Увидев почившего в бозе царя облаченного в монашескую одежду, спросил для пущей важности:
– Стало быть, успели?
– Успели, – ответил духовник. – Принял царь ангельский образ с именем инока Иона.
– Слава Богу. Сняв грехи земные покаянием, отдал Господу Богу нашему душу, – молитвенно проговорил митрополит и перекрестился.
И вот тут, совершенно неожиданно для Бельского, заговорил Годунов:
– Последняя воля царя была такая: на царство венчать сына его, Федора Ивановича, мне над ним опекунствовать. Если Федор Иванович окажется без наследника, венчать по его смерти на царство Дмитрия Ивановича. Опеку о нем возложить на оружничего Богдана Бельского. В удел царевичу и его матери Марии Нагой дать Углич. Тебе, митрополит Дионисий, объявлять духовную народу.

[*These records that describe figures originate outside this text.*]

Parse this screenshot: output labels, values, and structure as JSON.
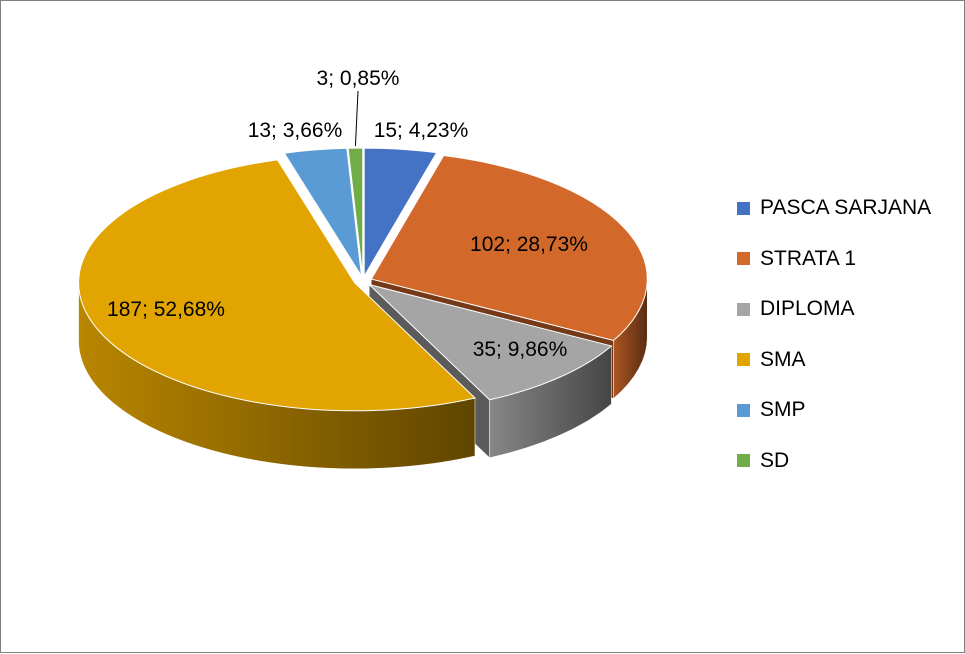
{
  "chart_data": {
    "type": "pie",
    "style": "3d-exploded",
    "title": "",
    "legend_position": "right",
    "start_angle_deg": 0,
    "direction": "clockwise",
    "slices": [
      {
        "name": "PASCA SARJANA",
        "value": 15,
        "percent": "4,23%",
        "label": "15; 4,23%",
        "color": "#4472C4"
      },
      {
        "name": "STRATA 1",
        "value": 102,
        "percent": "28,73%",
        "label": "102; 28,73%",
        "color": "#D2692A"
      },
      {
        "name": "DIPLOMA",
        "value": 35,
        "percent": "9,86%",
        "label": "35; 9,86%",
        "color": "#A5A5A5"
      },
      {
        "name": "SMA",
        "value": 187,
        "percent": "52,68%",
        "label": "187; 52,68%",
        "color": "#E2A400"
      },
      {
        "name": "SMP",
        "value": 13,
        "percent": "3,66%",
        "label": "13; 3,66%",
        "color": "#5B9BD5"
      },
      {
        "name": "SD",
        "value": 3,
        "percent": "0,85%",
        "label": "3; 0,85%",
        "color": "#70AD47"
      }
    ]
  }
}
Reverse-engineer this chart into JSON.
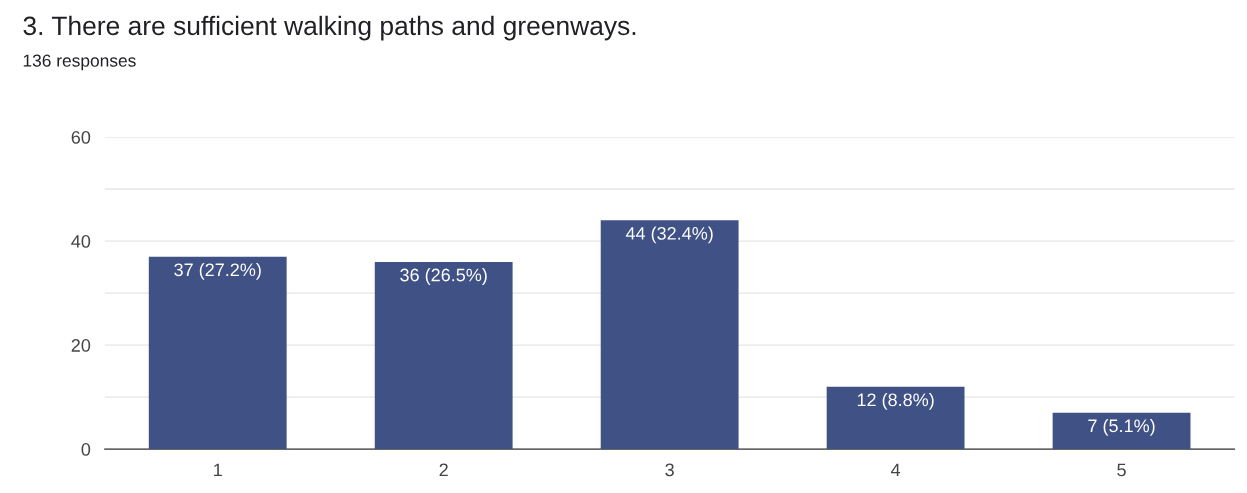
{
  "chart_data": {
    "type": "bar",
    "title": "3. There are sufficient walking paths and greenways.",
    "subtitle": "136 responses",
    "categories": [
      "1",
      "2",
      "3",
      "4",
      "5"
    ],
    "values": [
      37,
      36,
      44,
      12,
      7
    ],
    "value_labels": [
      "37 (27.2%)",
      "36 (26.5%)",
      "44 (32.4%)",
      "12 (8.8%)",
      "7 (5.1%)"
    ],
    "color": "#3f5185",
    "ylim": [
      0,
      60
    ],
    "yticks": [
      0,
      {
        "value": 10,
        "label": null
      },
      20,
      {
        "value": 30,
        "label": null
      },
      40,
      {
        "value": 50,
        "label": null
      },
      60
    ],
    "grid": "y",
    "legend": false
  }
}
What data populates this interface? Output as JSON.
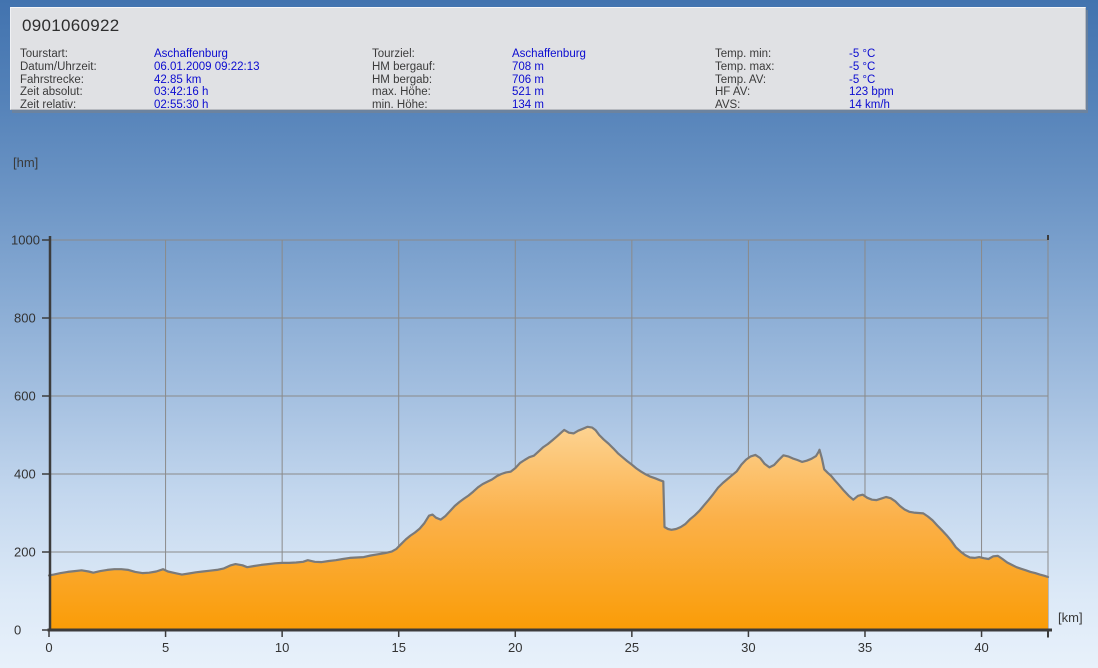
{
  "header": {
    "title": "0901060922",
    "columns": [
      {
        "rows": [
          {
            "label": "Tourstart:",
            "value": "Aschaffenburg"
          },
          {
            "label": "Datum/Uhrzeit:",
            "value": "06.01.2009 09:22:13"
          },
          {
            "label": "Fahrstrecke:",
            "value": "42.85 km"
          },
          {
            "label": "Zeit absolut:",
            "value": "03:42:16 h"
          },
          {
            "label": "Zeit relativ:",
            "value": "02:55:30 h"
          }
        ]
      },
      {
        "rows": [
          {
            "label": "Tourziel:",
            "value": "Aschaffenburg"
          },
          {
            "label": "HM bergauf:",
            "value": "708 m"
          },
          {
            "label": "HM bergab:",
            "value": "706 m"
          },
          {
            "label": "max. Höhe:",
            "value": "521 m"
          },
          {
            "label": "min. Höhe:",
            "value": "134 m"
          }
        ]
      },
      {
        "rows": [
          {
            "label": "Temp. min:",
            "value": "-5 °C"
          },
          {
            "label": "Temp. max:",
            "value": "-5 °C"
          },
          {
            "label": "Temp. AV:",
            "value": "-5 °C"
          },
          {
            "label": "HF AV:",
            "value": "123 bpm"
          },
          {
            "label": "AVS:",
            "value": "14 km/h"
          }
        ]
      }
    ]
  },
  "chart_data": {
    "type": "area",
    "title": "",
    "xlabel": "[km]",
    "ylabel": "[hm]",
    "xlim": [
      0,
      42.85
    ],
    "ylim": [
      0,
      1000
    ],
    "x_ticks": [
      0,
      5,
      10,
      15,
      20,
      25,
      30,
      35,
      40
    ],
    "y_ticks": [
      0,
      200,
      400,
      600,
      800,
      1000
    ],
    "grid": true,
    "legend": "none",
    "colors": {
      "grid": "#8a8a8a",
      "axis": "#3c3c3c",
      "tick_text": "#333333",
      "profile_line": "#7a7a7a",
      "fill_top": "#fdd494",
      "fill_mid": "#fbb14a",
      "fill_bottom": "#fa9c06"
    },
    "series": [
      {
        "name": "elevation",
        "points": [
          [
            0,
            140
          ],
          [
            0.2,
            142
          ],
          [
            0.5,
            146
          ],
          [
            0.8,
            149
          ],
          [
            1.1,
            151
          ],
          [
            1.4,
            153
          ],
          [
            1.7,
            150
          ],
          [
            1.9,
            147
          ],
          [
            2.2,
            151
          ],
          [
            2.5,
            154
          ],
          [
            2.8,
            156
          ],
          [
            3.1,
            156
          ],
          [
            3.4,
            154
          ],
          [
            3.7,
            149
          ],
          [
            4.0,
            146
          ],
          [
            4.3,
            147
          ],
          [
            4.6,
            150
          ],
          [
            4.9,
            156
          ],
          [
            5.1,
            150
          ],
          [
            5.4,
            146
          ],
          [
            5.7,
            142
          ],
          [
            6.0,
            145
          ],
          [
            6.3,
            148
          ],
          [
            6.6,
            150
          ],
          [
            6.9,
            152
          ],
          [
            7.2,
            154
          ],
          [
            7.5,
            158
          ],
          [
            7.8,
            166
          ],
          [
            8.0,
            169
          ],
          [
            8.3,
            166
          ],
          [
            8.5,
            161
          ],
          [
            8.8,
            164
          ],
          [
            9.1,
            167
          ],
          [
            9.4,
            169
          ],
          [
            9.7,
            171
          ],
          [
            10.0,
            172
          ],
          [
            10.3,
            172
          ],
          [
            10.6,
            173
          ],
          [
            10.9,
            175
          ],
          [
            11.1,
            179
          ],
          [
            11.4,
            175
          ],
          [
            11.7,
            174
          ],
          [
            12.0,
            177
          ],
          [
            12.3,
            179
          ],
          [
            12.6,
            182
          ],
          [
            12.9,
            185
          ],
          [
            13.2,
            186
          ],
          [
            13.5,
            187
          ],
          [
            13.8,
            191
          ],
          [
            14.1,
            194
          ],
          [
            14.4,
            197
          ],
          [
            14.7,
            201
          ],
          [
            14.9,
            208
          ],
          [
            15.1,
            220
          ],
          [
            15.3,
            232
          ],
          [
            15.5,
            242
          ],
          [
            15.7,
            250
          ],
          [
            15.9,
            260
          ],
          [
            16.1,
            274
          ],
          [
            16.3,
            293
          ],
          [
            16.45,
            296
          ],
          [
            16.6,
            288
          ],
          [
            16.8,
            283
          ],
          [
            17.0,
            292
          ],
          [
            17.2,
            305
          ],
          [
            17.4,
            318
          ],
          [
            17.6,
            328
          ],
          [
            17.8,
            337
          ],
          [
            18.0,
            345
          ],
          [
            18.2,
            355
          ],
          [
            18.4,
            366
          ],
          [
            18.6,
            374
          ],
          [
            18.8,
            380
          ],
          [
            19.0,
            386
          ],
          [
            19.2,
            394
          ],
          [
            19.4,
            400
          ],
          [
            19.6,
            404
          ],
          [
            19.8,
            406
          ],
          [
            20.0,
            415
          ],
          [
            20.2,
            428
          ],
          [
            20.4,
            436
          ],
          [
            20.6,
            443
          ],
          [
            20.8,
            447
          ],
          [
            21.0,
            458
          ],
          [
            21.2,
            469
          ],
          [
            21.4,
            477
          ],
          [
            21.6,
            487
          ],
          [
            21.8,
            497
          ],
          [
            22.0,
            508
          ],
          [
            22.1,
            513
          ],
          [
            22.3,
            506
          ],
          [
            22.5,
            504
          ],
          [
            22.7,
            511
          ],
          [
            22.9,
            516
          ],
          [
            23.1,
            521
          ],
          [
            23.3,
            519
          ],
          [
            23.45,
            512
          ],
          [
            23.6,
            500
          ],
          [
            23.8,
            488
          ],
          [
            24.0,
            478
          ],
          [
            24.2,
            466
          ],
          [
            24.4,
            453
          ],
          [
            24.6,
            443
          ],
          [
            24.8,
            433
          ],
          [
            25.0,
            424
          ],
          [
            25.2,
            414
          ],
          [
            25.4,
            406
          ],
          [
            25.6,
            399
          ],
          [
            25.8,
            393
          ],
          [
            26.0,
            389
          ],
          [
            26.2,
            384
          ],
          [
            26.35,
            381
          ],
          [
            26.4,
            264
          ],
          [
            26.55,
            259
          ],
          [
            26.7,
            257
          ],
          [
            26.9,
            259
          ],
          [
            27.1,
            264
          ],
          [
            27.3,
            272
          ],
          [
            27.5,
            284
          ],
          [
            27.7,
            294
          ],
          [
            27.9,
            306
          ],
          [
            28.1,
            320
          ],
          [
            28.3,
            334
          ],
          [
            28.5,
            349
          ],
          [
            28.7,
            365
          ],
          [
            28.9,
            377
          ],
          [
            29.1,
            387
          ],
          [
            29.3,
            397
          ],
          [
            29.5,
            407
          ],
          [
            29.7,
            424
          ],
          [
            29.9,
            437
          ],
          [
            30.1,
            445
          ],
          [
            30.3,
            449
          ],
          [
            30.5,
            441
          ],
          [
            30.7,
            426
          ],
          [
            30.9,
            417
          ],
          [
            31.1,
            423
          ],
          [
            31.3,
            436
          ],
          [
            31.5,
            448
          ],
          [
            31.7,
            445
          ],
          [
            31.9,
            440
          ],
          [
            32.1,
            436
          ],
          [
            32.3,
            431
          ],
          [
            32.5,
            434
          ],
          [
            32.7,
            439
          ],
          [
            32.9,
            446
          ],
          [
            33.0,
            456
          ],
          [
            33.05,
            462
          ],
          [
            33.15,
            440
          ],
          [
            33.25,
            412
          ],
          [
            33.4,
            403
          ],
          [
            33.55,
            395
          ],
          [
            33.7,
            384
          ],
          [
            33.9,
            371
          ],
          [
            34.1,
            357
          ],
          [
            34.3,
            344
          ],
          [
            34.5,
            334
          ],
          [
            34.7,
            344
          ],
          [
            34.9,
            347
          ],
          [
            35.1,
            339
          ],
          [
            35.3,
            334
          ],
          [
            35.5,
            333
          ],
          [
            35.7,
            337
          ],
          [
            35.9,
            341
          ],
          [
            36.1,
            338
          ],
          [
            36.3,
            330
          ],
          [
            36.5,
            318
          ],
          [
            36.7,
            309
          ],
          [
            36.9,
            303
          ],
          [
            37.1,
            301
          ],
          [
            37.3,
            300
          ],
          [
            37.5,
            299
          ],
          [
            37.7,
            291
          ],
          [
            37.9,
            281
          ],
          [
            38.1,
            268
          ],
          [
            38.3,
            256
          ],
          [
            38.5,
            243
          ],
          [
            38.7,
            229
          ],
          [
            38.9,
            212
          ],
          [
            39.1,
            201
          ],
          [
            39.3,
            192
          ],
          [
            39.5,
            186
          ],
          [
            39.7,
            185
          ],
          [
            39.9,
            187
          ],
          [
            40.1,
            184
          ],
          [
            40.3,
            182
          ],
          [
            40.5,
            189
          ],
          [
            40.7,
            190
          ],
          [
            40.9,
            182
          ],
          [
            41.1,
            173
          ],
          [
            41.3,
            167
          ],
          [
            41.5,
            161
          ],
          [
            41.7,
            157
          ],
          [
            41.9,
            153
          ],
          [
            42.1,
            149
          ],
          [
            42.3,
            146
          ],
          [
            42.5,
            142
          ],
          [
            42.7,
            139
          ],
          [
            42.85,
            136
          ]
        ]
      }
    ]
  }
}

– Но духовная Ивана Грозного была им составлена прежде. Она под десницей Господа.
– Не отрицая ее, дополним ту духовную последней волей умершего. Мы все, кто был свидетелем последней воли, поцелуем крест. А теперь пора идти. Пора объявлять народу горестную весть.
Когда спустились вниз, на крыльцо, Богдан, улучив момент, гневно шепнул Годунову:
– Обскакал!
– Даже не думал. Ради нас с тобой все сделано.
– Ну-ну!
Вновь они подтвердили свою непримиримость. Их удел – вражда, повязанная одной веревкой.